A Luka, qui m’a peut-être fait voyager jusqu’ici pour que je puisse un jour me recueillir sous le soleil d’Uluru, mais avant tout, et en attendant ce jour, pour devenir grand-père… ce soir même.
Maroubra, 31 octobre 2019.
Dans la voie difficile de Morihei Ueshiba, des maîtres répètent avec fidélité, souvent aussi avec talent, ce que leur ont transmis leurs aînés. D’autres préfèrent mener une œuvre plus personnelle, et mettent au point des manières de faire originales, parfois remarquables.
A tous on ne peut jamais reprocher qu’une chose : appeler Aikido leur enseignement.
Ne devrait en effet porter le nom d’Aikido que l’art authentique développé par O Sensei Morihei Ueshiba. Et si l’Aikido a conquis la planète, il se trouve malheureusement que ce n’est pas dans le respect des vertus essentielles auxquelles se référait le Fondateur.
Une dérive s’est produite, dès l’origine, du vivant même d’O Sensei, et l’une des causes de cette dérive c’est que personne n’a jamais vraiment tenu compte de ce que disait O Sensei, personne n’a accordé à son discours l’attention qu’il exigeait.
"Paroles du Fondateur", j’ai encore dans un placard – cadeau d’un autre siècle de mon ami Pierre Chassang – un carton rempli d’exemplaires de cette belle affiche imprimée et distribuée par l’association Europe Aikido dans les années 1980. On peut y lire quelques-unes des recommandations laissées par le fondateur de l’Aikido.
Mais qui a lu ? Qui a lu véritablement ? Qui acru ce que disait O Sensei ? Qui a pris concrètement ses directives au sérieux ? Qui a appliqué les instructions qui sont là noir sur blanc, comme elles sont aussi dans les ouvrages et conférences que le Fondateur nous a laissés ?
Disons déjà ici que si quelqu’un l’avait fait, cela se saurait, cela se verrait quelque part sur la planète Aikido.
Parmi les informations majeures transmises par O Sensei, il est une déclaration qui devrait plus que les autres faire réfléchir ceux qui cherchent à pratiquer son Aikido, et c’est la suivante :
"Une technique d’Aikido est efficace aussi bien avec un seul adversaire qu’avec plusieurs adversaires attaquant simultanément".
D’où la fameuse instruction du Fondateur, qu’il avait tenu à inscrire lui-même au frontispice de son dojo pour qu’elle ne puisse être ignorée de tous ceux qui passaient la porte :
"Vous ne devez pas pratiquer en considérant seulement l’adversaire qui est devant vous, mais en étant attentif aux quatre directions."
L’insistance d’O Sensei sur cette ouverture de l’esprit aux quatre directions, et sur l’importance d’envisager systématiquement des attaques multiples, éclaire par bonheur la parole suivante, dont l’apparence ésotérique pourrait autrement sembler obscure :
"Utilisez un seul pour combattre la multitude, et la multitude pour combattre un seul"
Le sens apparaît ainsi clairement : comportez-vous avec plusieurs comme avec un seul, et avec un seul comme avec plusieurs.
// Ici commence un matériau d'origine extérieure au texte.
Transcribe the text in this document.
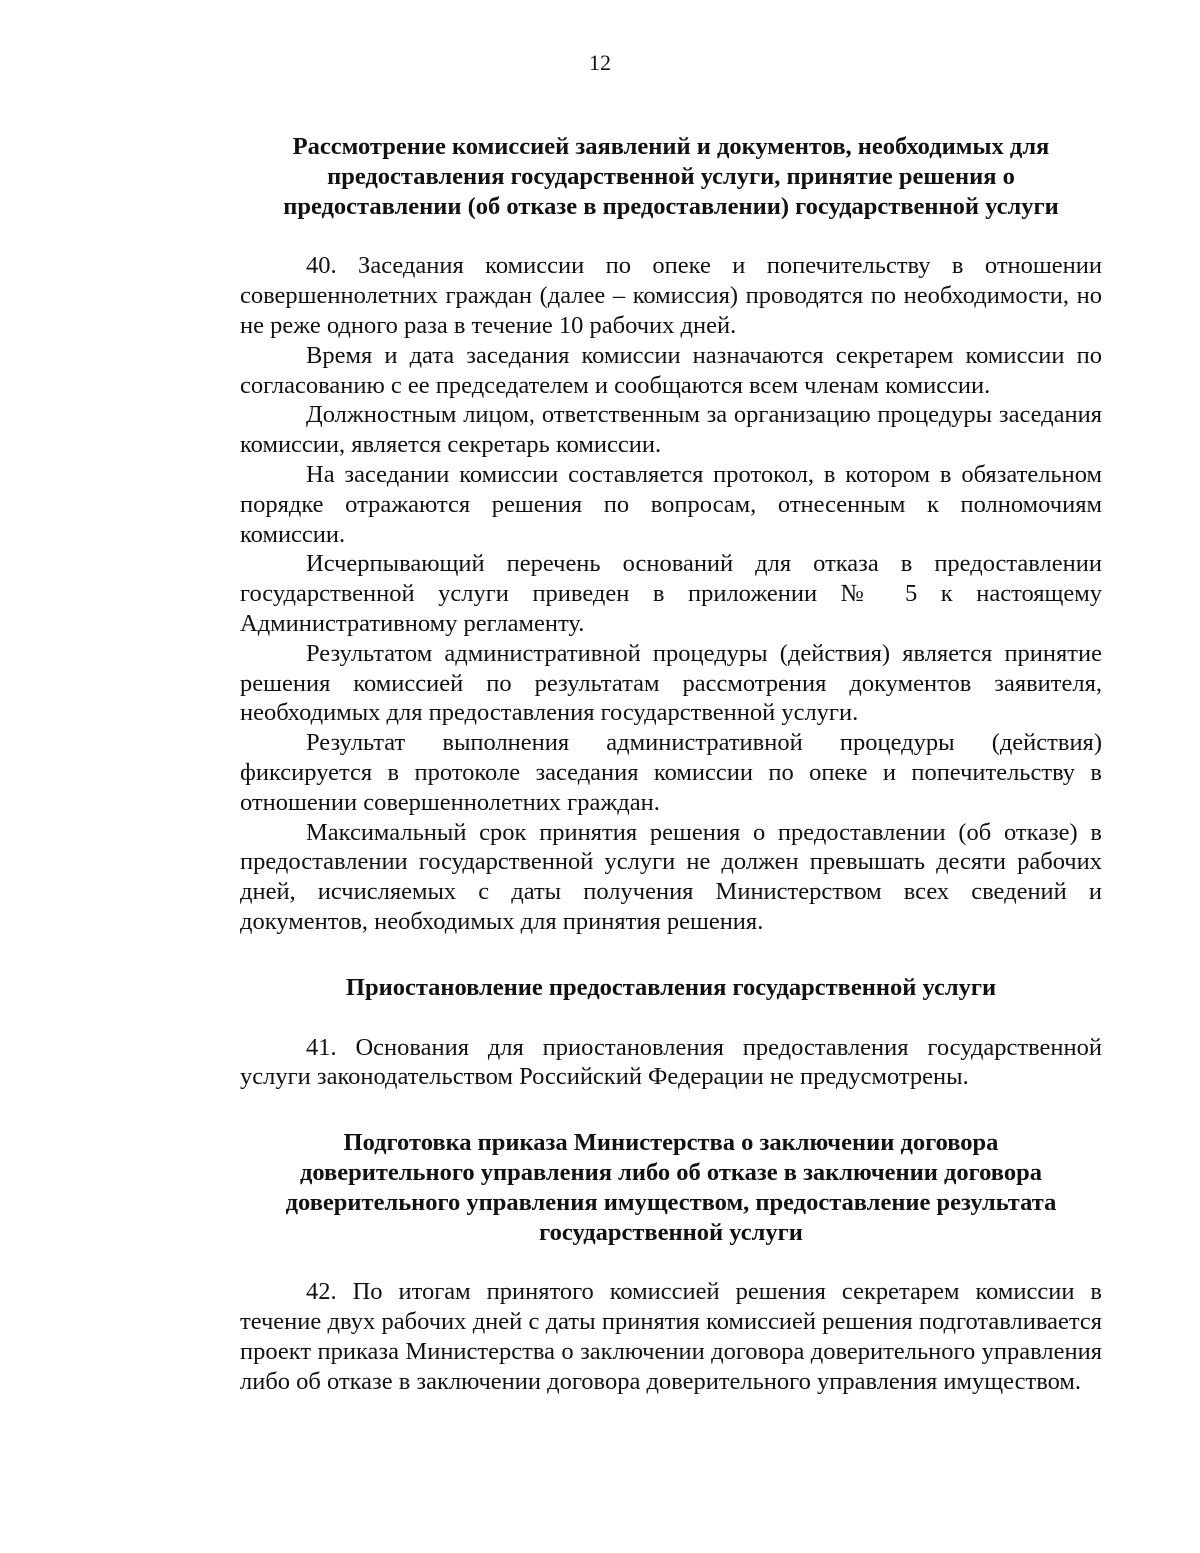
12
Рассмотрение комиссией заявлений и документов, необходимых для
предоставления государственной услуги, принятие решения о
предоставлении (об отказе в предоставлении) государственной услуги

40. Заседания комиссии по опеке и попечительству в отношении совершеннолетних граждан (далее – комиссия) проводятся по необходимости, но не реже одного раза в течение 10 рабочих дней.

Время и дата заседания комиссии назначаются секретарем комиссии по согласованию с ее председателем и сообщаются всем членам комиссии.

Должностным лицом, ответственным за организацию процедуры заседания комиссии, является секретарь комиссии.

На заседании комиссии составляется протокол, в котором в обязательном порядке отражаются решения по вопросам, отнесенным к полномочиям комиссии.

Исчерпывающий перечень оснований для отказа в предоставлении государственной услуги приведен в приложении № 5 к настоящему Административному регламенту.

Результатом административной процедуры (действия) является принятие решения комиссией по результатам рассмотрения документов заявителя, необходимых для предоставления государственной услуги.

Результат выполнения административной процедуры (действия) фиксируется в протоколе заседания комиссии по опеке и попечительству в отношении совершеннолетних граждан.

Максимальный срок принятия решения о предоставлении (об отказе) в предоставлении государственной услуги не должен превышать десяти рабочих дней, исчисляемых с даты получения Министерством всех сведений и документов, необходимых для принятия решения.

Приостановление предоставления государственной услуги

41. Основания для приостановления предоставления государственной услуги законодательством Российский Федерации не предусмотрены.

Подготовка приказа Министерства о заключении договора
доверительного управления либо об отказе в заключении договора
доверительного управления имуществом, предоставление результата
государственной услуги

42. По итогам принятого комиссией решения секретарем комиссии в течение двух рабочих дней с даты принятия комиссией решения подготавливается проект приказа Министерства о заключении договора доверительного управления либо об отказе в заключении договора доверительного управления имуществом.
On peut traduire aussi : n’agissez pas différemment selon qu’il y a un seul ou plusieurs adversaires.
Tout cela ramené en termes techniques signifie que le déplacement d’Aikido est invariable, il s’effectue toujours par rapport aux quatre directions, et donc par rapport aux 360° d’un cercle. Le mouvement ainsi commandé par un cercle d’attaquants, naît d’une rotation qui propulse à chaque fois le corps de tori entre deux adversaires, hors de portée des frappes, selon des révolutions qui s’apparentent à celles d’une toupie, et qui obéissent à une loi mathématique constante. L’un des aspects de cette loi est de donner au déplacement des pieds un schéma géométrique et un rythme invariable, quelle que soit la technique utilisée.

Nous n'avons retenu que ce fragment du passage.